John Kruk is basically every Philadelphia Phillies fan right now. 

Once again, the Phillies are collapsing in September, fresh off a Tuesday night doubleheader sweep at the hands of the Washington Nationals to put their postseason dreams very much in danger of not coming to fruition. 

And it seems to be weighing on the former Phillie turned analyst as he went on multiple tirades during the team’s 6.5-hour trainwreck that was Tuesday afternoon into evening.

Following the Phillies’ 5-1 loss in the first leg, Kruk went off on the team’s motivation and will to grind out the final games of the regular season.

“If you’re tired now this time of year, then you don’t deserve to be in the playoffs because if they’re tired now, they’ll be even more tired when the playoffs start,” he said. “Fighting for your playoff life? Your a— better be on fire when you go out there and right now it’s not for this team.”

He also rued the team’s change in philosophy, longing for the days of small ball rather than the nosedive being witnessed this month.

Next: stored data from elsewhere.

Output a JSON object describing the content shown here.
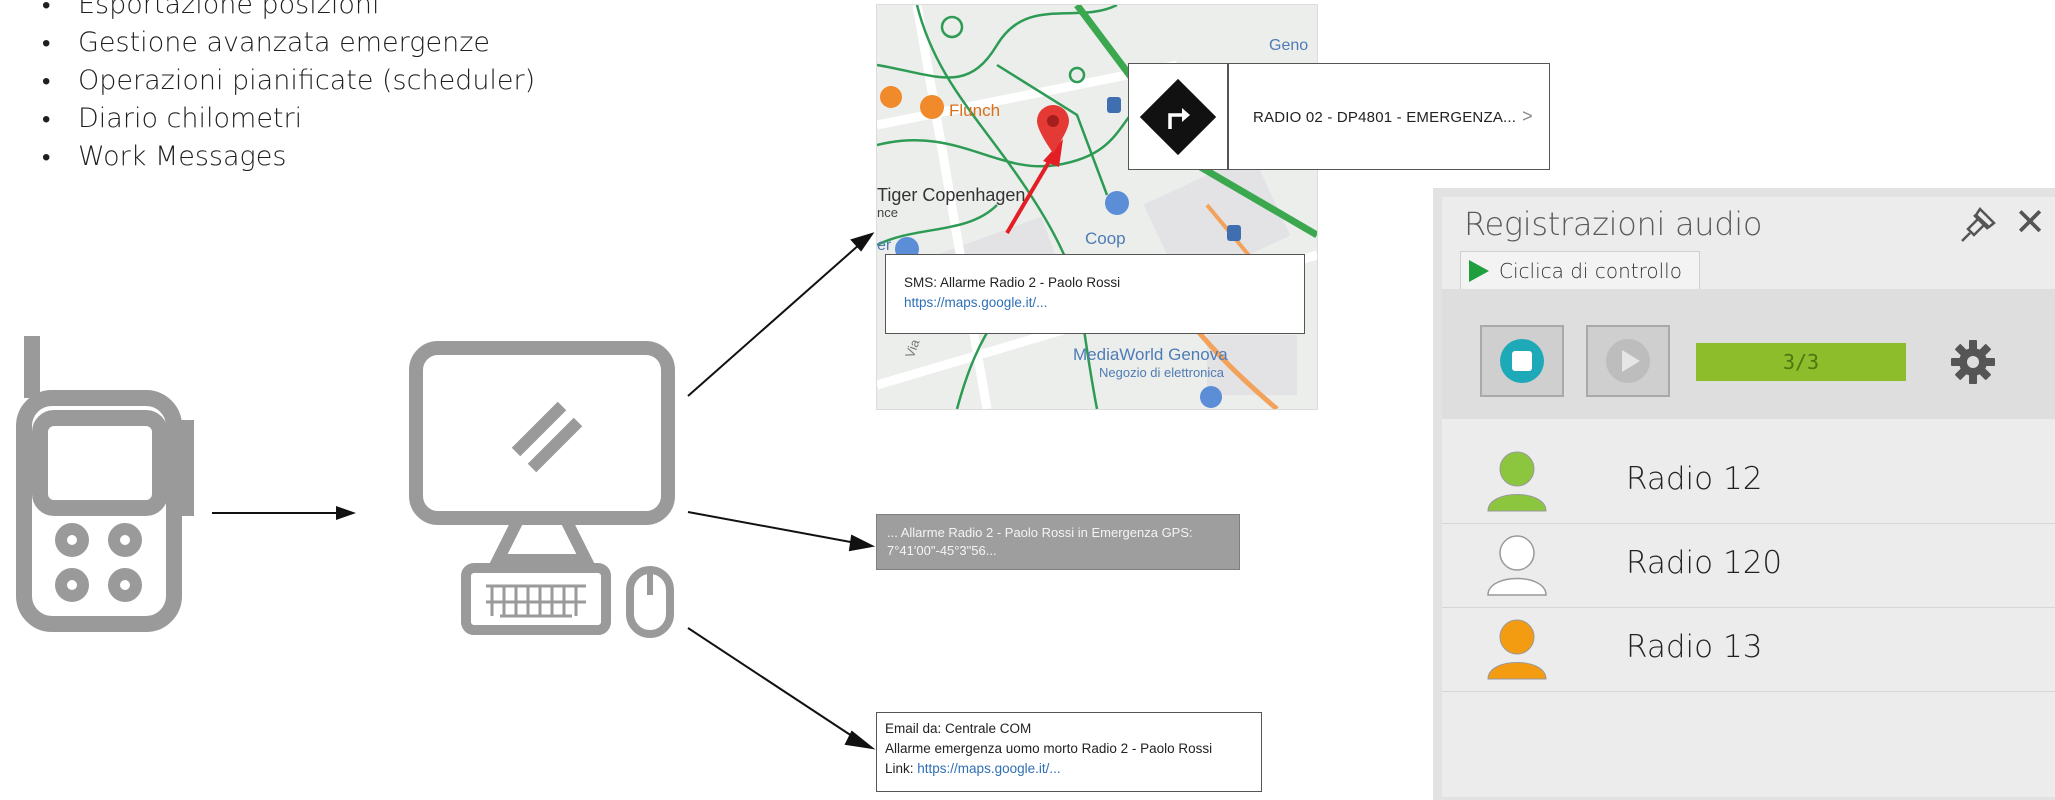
{
  "bullets": [
    "Esportazione posizioni",
    "Gestione avanzata emergenze",
    "Operazioni pianificate (scheduler)",
    "Diario chilometri",
    "Work Messages"
  ],
  "map": {
    "labels": {
      "genova_partial": "Geno",
      "flunch": "Flunch",
      "tiger": "Tiger Copenhagen",
      "nce": "nce",
      "er": "er",
      "coop": "Coop",
      "mediaworld": "MediaWorld Genova",
      "negozio": "Negozio di elettronica",
      "via": "Via"
    }
  },
  "nav_popup": {
    "text": "RADIO 02 - DP4801 - EMERGENZA...",
    "chevron": ">"
  },
  "sms": {
    "line1": "SMS: Allarme Radio 2 - Paolo Rossi",
    "link": "https://maps.google.it/..."
  },
  "gps": {
    "text": "... Allarme Radio 2 - Paolo Rossi in Emergenza GPS: 7°41'00\"-45°3\"56..."
  },
  "email": {
    "line1": "Email da: Centrale COM",
    "line2": "Allarme emergenza uomo morto Radio 2 - Paolo Rossi",
    "link_label": "Link: ",
    "link": "https://maps.google.it/..."
  },
  "audio_panel": {
    "title": "Registrazioni audio",
    "tab": "Ciclica di controllo",
    "progress": "3/3",
    "progress_fraction": 1.0,
    "radios": [
      {
        "label": "Radio 12",
        "color": "#8cc63f"
      },
      {
        "label": "Radio 120",
        "color": "#ffffff"
      },
      {
        "label": "Radio 13",
        "color": "#f39c12"
      }
    ]
  },
  "colors": {
    "stop_teal": "#1ea9b8",
    "play_gray": "#bdbdbd",
    "progress_green": "#8dbd2a",
    "marker_red": "#e53935"
  }
}
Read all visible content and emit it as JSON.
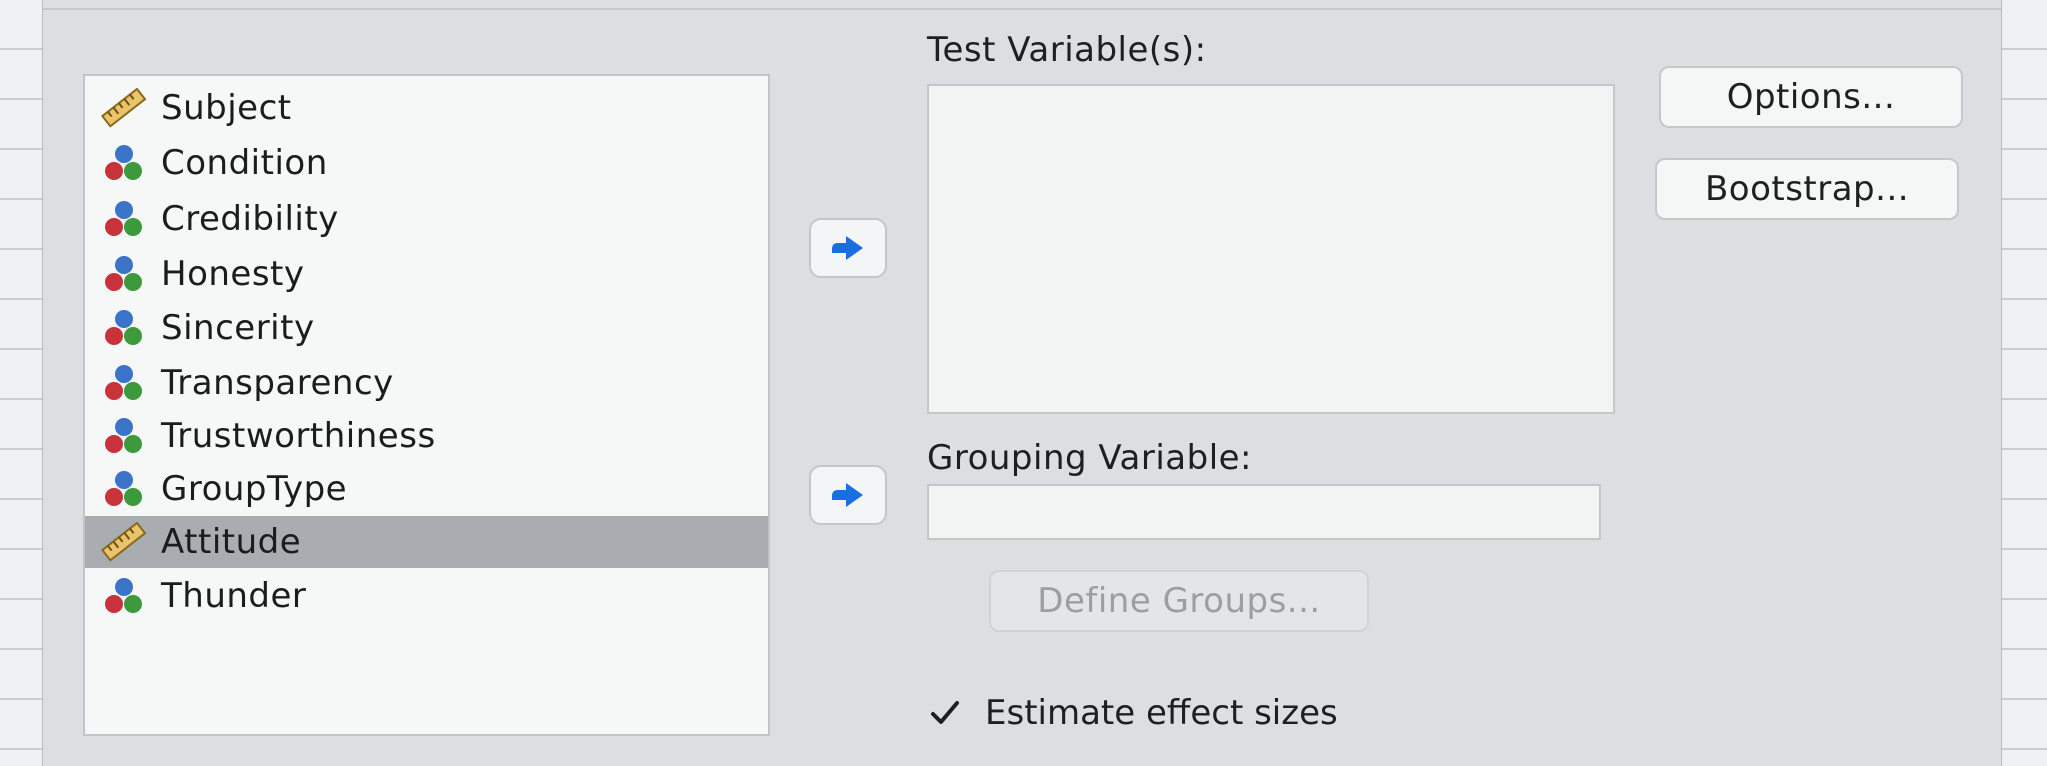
{
  "variables": [
    {
      "label": "Subject",
      "type": "scale",
      "icon": "ruler-icon"
    },
    {
      "label": "Condition",
      "type": "nominal",
      "icon": "nominal-icon"
    },
    {
      "label": "Credibility",
      "type": "nominal",
      "icon": "nominal-icon"
    },
    {
      "label": "Honesty",
      "type": "nominal",
      "icon": "nominal-icon"
    },
    {
      "label": "Sincerity",
      "type": "nominal",
      "icon": "nominal-icon"
    },
    {
      "label": "Transparency",
      "type": "nominal",
      "icon": "nominal-icon"
    },
    {
      "label": "Trustworthiness",
      "type": "nominal",
      "icon": "nominal-icon"
    },
    {
      "label": "GroupType",
      "type": "nominal",
      "icon": "nominal-icon"
    },
    {
      "label": "Attitude",
      "type": "scale",
      "icon": "ruler-icon",
      "selected": true
    },
    {
      "label": "Thunder",
      "type": "nominal",
      "icon": "nominal-icon"
    }
  ],
  "test_variables": {
    "label": "Test Variable(s):",
    "items": []
  },
  "grouping_variable": {
    "label": "Grouping Variable:",
    "value": ""
  },
  "buttons": {
    "options": "Options...",
    "bootstrap": "Bootstrap...",
    "define_groups": "Define Groups..."
  },
  "estimate_effect_sizes": {
    "label": "Estimate effect sizes",
    "checked": true
  },
  "colors": {
    "arrow": "#1a6fe0",
    "selection": "#a9acb1"
  }
}
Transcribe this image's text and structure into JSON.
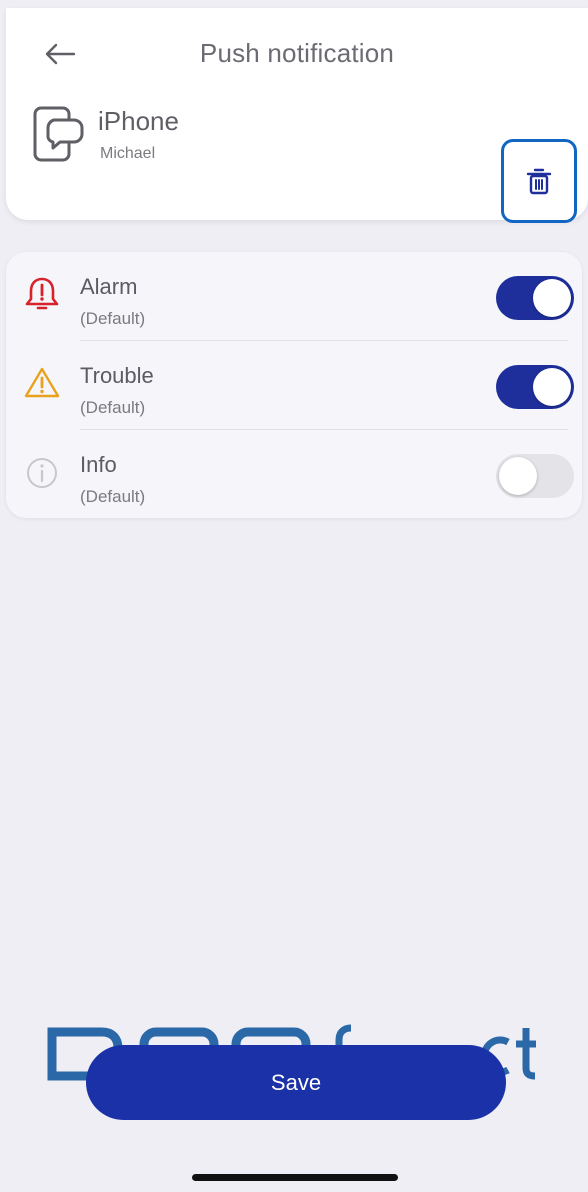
{
  "header": {
    "title": "Push notification",
    "back_icon": "arrow-left-icon"
  },
  "device": {
    "name": "iPhone",
    "owner": "Michael",
    "icon": "device-chat-icon",
    "delete_icon": "trash-icon"
  },
  "notifications": [
    {
      "label": "Alarm",
      "sub": "(Default)",
      "icon": "alarm-bell-icon",
      "enabled": true,
      "color": "#d6222a"
    },
    {
      "label": "Trouble",
      "sub": "(Default)",
      "icon": "warning-triangle-icon",
      "enabled": true,
      "color": "#e8a21c"
    },
    {
      "label": "Info",
      "sub": "(Default)",
      "icon": "info-circle-icon",
      "enabled": false,
      "color": "#c8c8cc"
    }
  ],
  "footer": {
    "save_label": "Save"
  },
  "colors": {
    "primary": "#1a31a8",
    "toggle_on": "#1e2f9b",
    "highlight": "#1166c4",
    "background": "#efeef4"
  }
}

“When they were playing National League baseball, taking extra bases, stealing bases, moving runners, being aggressive, that was baseball,” Kruk said on Phillies Postgame Live between games. “What we’re watching now is closer to Little League with errors and senseless errors.”

“This is not a playoff team the way they’re playing right now. This is not a team that deserves to be in the playoffs the way they’re playing.”

His pep talk didn’t work. The Phillies’ league-worst bullpen with their 7.21 ERA imploded yet again to gift the Nationals an 8-7 extra-inning, walk-off win.

Entering Wednesday night’s slate of games, the Phillies were one game back of the final National League playoff spot — a swift drop from their perch on Sunday morning that saw them have an 87% chance to make the postseason.

But that’s what four losses will do, as the Phillies are dangerously close to coming up empty during a year in which the playoffs were all but guaranteed for them.

For general manager Matt Klentak’s sake, the Phillies better find a way in or else his job will somehow be on thinner ice than it was last offseason.